The greatest gift I’ve ever been given was by my friend Maggie (Michal), who asked Gilbert Gottfried to record a Cameo video after I’d gotten into a bad car accident (Armenian on Armenian crime).
It was exactly what I needed, and I treasure it to this day.
The day after she ordered the Cameo, my dear friend saw Gilbert in Studio City (he was a known pedestrian and cheapskate) and almost accidentally ran him over near the crosswalk.
It would’ve made for one hell of a story arc, and I’d laugh over it visiting my friend in jail after her white sedan leveled a diminutive but loud American icon.
Thankfully Gilbert lived, and produced volumes more episodes of his podcast, a love letter to the golden era of Hollywood, so we have one hell of an archive of the little bastard.

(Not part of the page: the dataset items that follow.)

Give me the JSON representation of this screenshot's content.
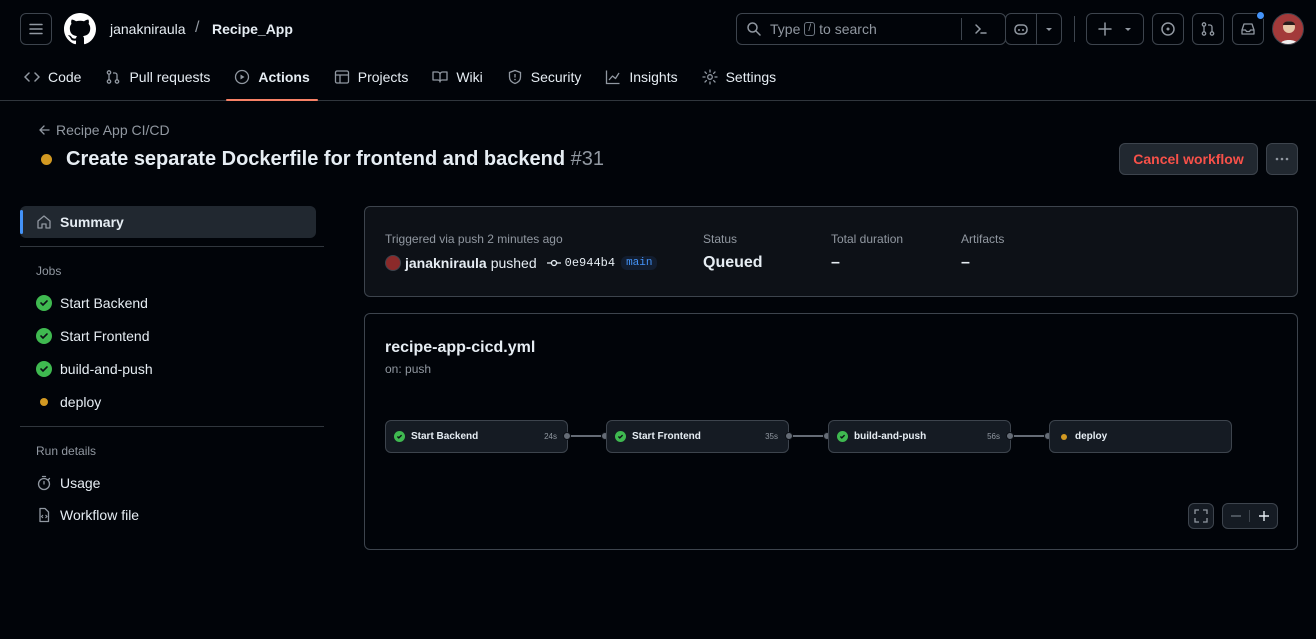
{
  "header": {
    "owner": "janakniraula",
    "slash": "/",
    "repo": "Recipe_App",
    "search_type": "Type",
    "search_key": "/",
    "search_rest": "to search"
  },
  "tabs": [
    {
      "label": "Code",
      "icon": "code-icon"
    },
    {
      "label": "Pull requests",
      "icon": "pull-request-icon"
    },
    {
      "label": "Actions",
      "icon": "play-icon"
    },
    {
      "label": "Projects",
      "icon": "table-icon"
    },
    {
      "label": "Wiki",
      "icon": "book-icon"
    },
    {
      "label": "Security",
      "icon": "shield-icon"
    },
    {
      "label": "Insights",
      "icon": "graph-icon"
    },
    {
      "label": "Settings",
      "icon": "gear-icon"
    }
  ],
  "run": {
    "back_label": "Recipe App CI/CD",
    "title": "Create separate Dockerfile for frontend and backend",
    "number": "#31",
    "cancel_label": "Cancel workflow"
  },
  "sidebar": {
    "summary": "Summary",
    "jobs_heading": "Jobs",
    "jobs": [
      {
        "label": "Start Backend",
        "status": "success"
      },
      {
        "label": "Start Frontend",
        "status": "success"
      },
      {
        "label": "build-and-push",
        "status": "success"
      },
      {
        "label": "deploy",
        "status": "queued"
      }
    ],
    "details_heading": "Run details",
    "usage": "Usage",
    "workflow_file": "Workflow file"
  },
  "summary": {
    "trigger_label": "Triggered via push 2 minutes ago",
    "user": "janakniraula",
    "action": "pushed",
    "sha": "0e944b4",
    "branch": "main",
    "status_label": "Status",
    "status_value": "Queued",
    "duration_label": "Total duration",
    "duration_value": "–",
    "artifacts_label": "Artifacts",
    "artifacts_value": "–"
  },
  "workflow": {
    "file": "recipe-app-cicd.yml",
    "trigger": "on: push",
    "jobs": [
      {
        "label": "Start Backend",
        "duration": "24s",
        "status": "success"
      },
      {
        "label": "Start Frontend",
        "duration": "35s",
        "status": "success"
      },
      {
        "label": "build-and-push",
        "duration": "56s",
        "status": "success"
      },
      {
        "label": "deploy",
        "duration": "",
        "status": "queued"
      }
    ]
  },
  "colors": {
    "accent": "#4493f8",
    "success": "#3fb950",
    "queued": "#d29922",
    "danger": "#f85149",
    "tab_underline": "#f78166"
  }
}
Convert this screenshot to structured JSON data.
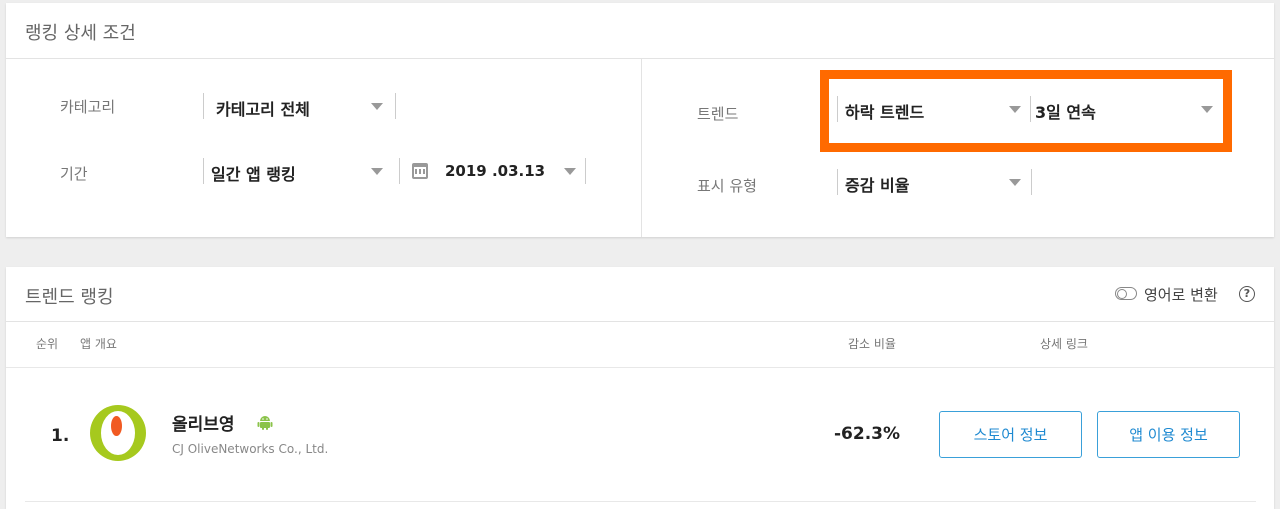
{
  "filter": {
    "title": "랭킹 상세 조건",
    "category": {
      "label": "카테고리",
      "value": "카테고리 전체"
    },
    "period": {
      "label": "기간",
      "value": "일간 앱 랭킹",
      "date": "2019 .03.13"
    },
    "trend": {
      "label": "트렌드",
      "value": "하락 트렌드",
      "duration": "3일 연속"
    },
    "display": {
      "label": "표시 유형",
      "value": "증감 비율"
    },
    "highlight_color": "#ff6a00"
  },
  "ranking": {
    "title": "트렌드 랭킹",
    "translate_label": "영어로 변환",
    "help_glyph": "?",
    "columns": {
      "rank": "순위",
      "overview": "앱 개요",
      "ratio": "감소 비율",
      "links": "상세 링크"
    },
    "rows": [
      {
        "rank": "1.",
        "name": "올리브영",
        "platform_icon": "android-icon",
        "company": "CJ OliveNetworks Co., Ltd.",
        "ratio": "-62.3%",
        "store_button": "스토어 정보",
        "usage_button": "앱 이용 정보"
      }
    ]
  },
  "colors": {
    "accent": "#1f8ad1",
    "logo_green": "#a6c91e",
    "logo_orange": "#f15a22",
    "android_green": "#8bc34a"
  }
}
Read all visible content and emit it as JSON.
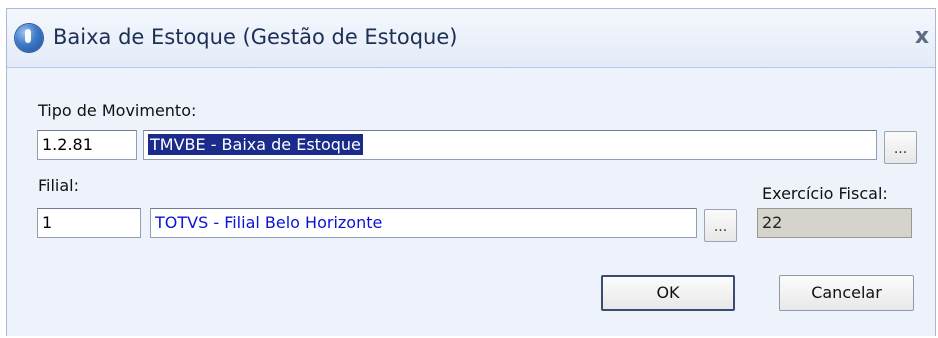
{
  "window": {
    "title": "Baixa de Estoque (Gestão de Estoque)",
    "close_glyph": "x",
    "app_icon": "info-globe-icon"
  },
  "tipo_movimento": {
    "label": "Tipo de Movimento:",
    "code": "1.2.81",
    "description": "TMVBE - Baixa de Estoque",
    "lookup_label": "..."
  },
  "filial": {
    "label": "Filial:",
    "code": "1",
    "description": "TOTVS - Filial Belo Horizonte",
    "lookup_label": "..."
  },
  "exercicio_fiscal": {
    "label": "Exercício Fiscal:",
    "value": "22"
  },
  "buttons": {
    "ok": "OK",
    "cancel": "Cancelar"
  },
  "colors": {
    "selection_bg": "#1b2b8c",
    "link_text": "#0b13d4",
    "readonly_bg": "#d6d3cc"
  }
}
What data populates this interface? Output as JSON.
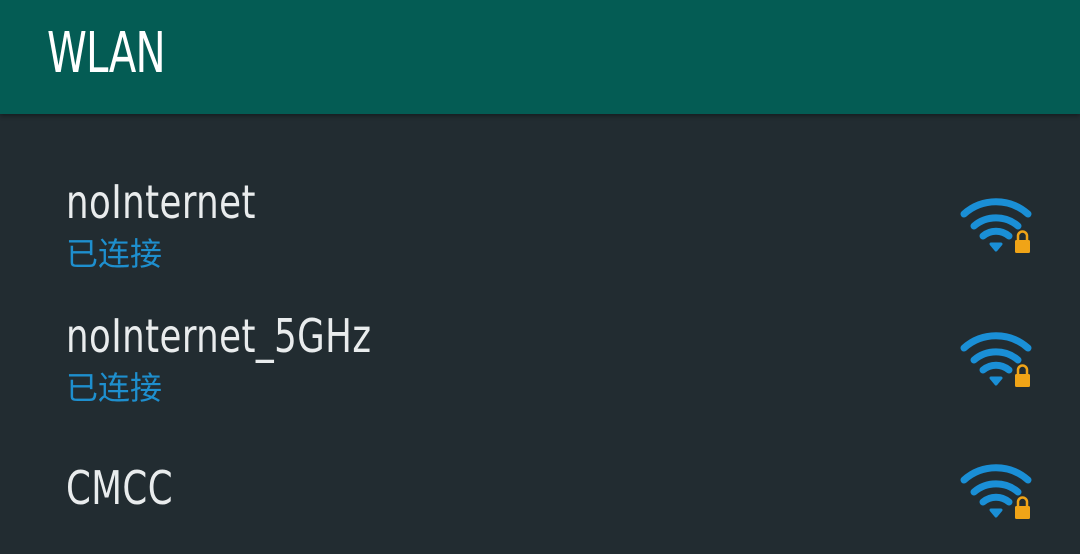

Which is damn near what Shecky Greene called Gilbert after a notorious, legendary Friar’s Club joke that caused Shecky, a near-ancient Borscht belt comic and purveyor of similarly blue humor, to throw down his napkin and storm out of the room.
Like a true professional, Gilbert refused to repeat the joke, adding to the aura of what exactly he could’ve said that made even a comic blanche.
It was a celebrity feud for the books, Jew on Jew crime, Crawford and Davis style, culminating in a particularly heated podcast episode between ”the little Jew” and the formerly-relevant one.
Shecky problably thinks he got the last laugh by living, if he can still even remember who Gilbert is.
By all accounts, Gilbert was one hell of a guy. It seems like he would be one of those people who would hang around forever, like the welcome version of a stale fart.
Then again, comics always seem that way.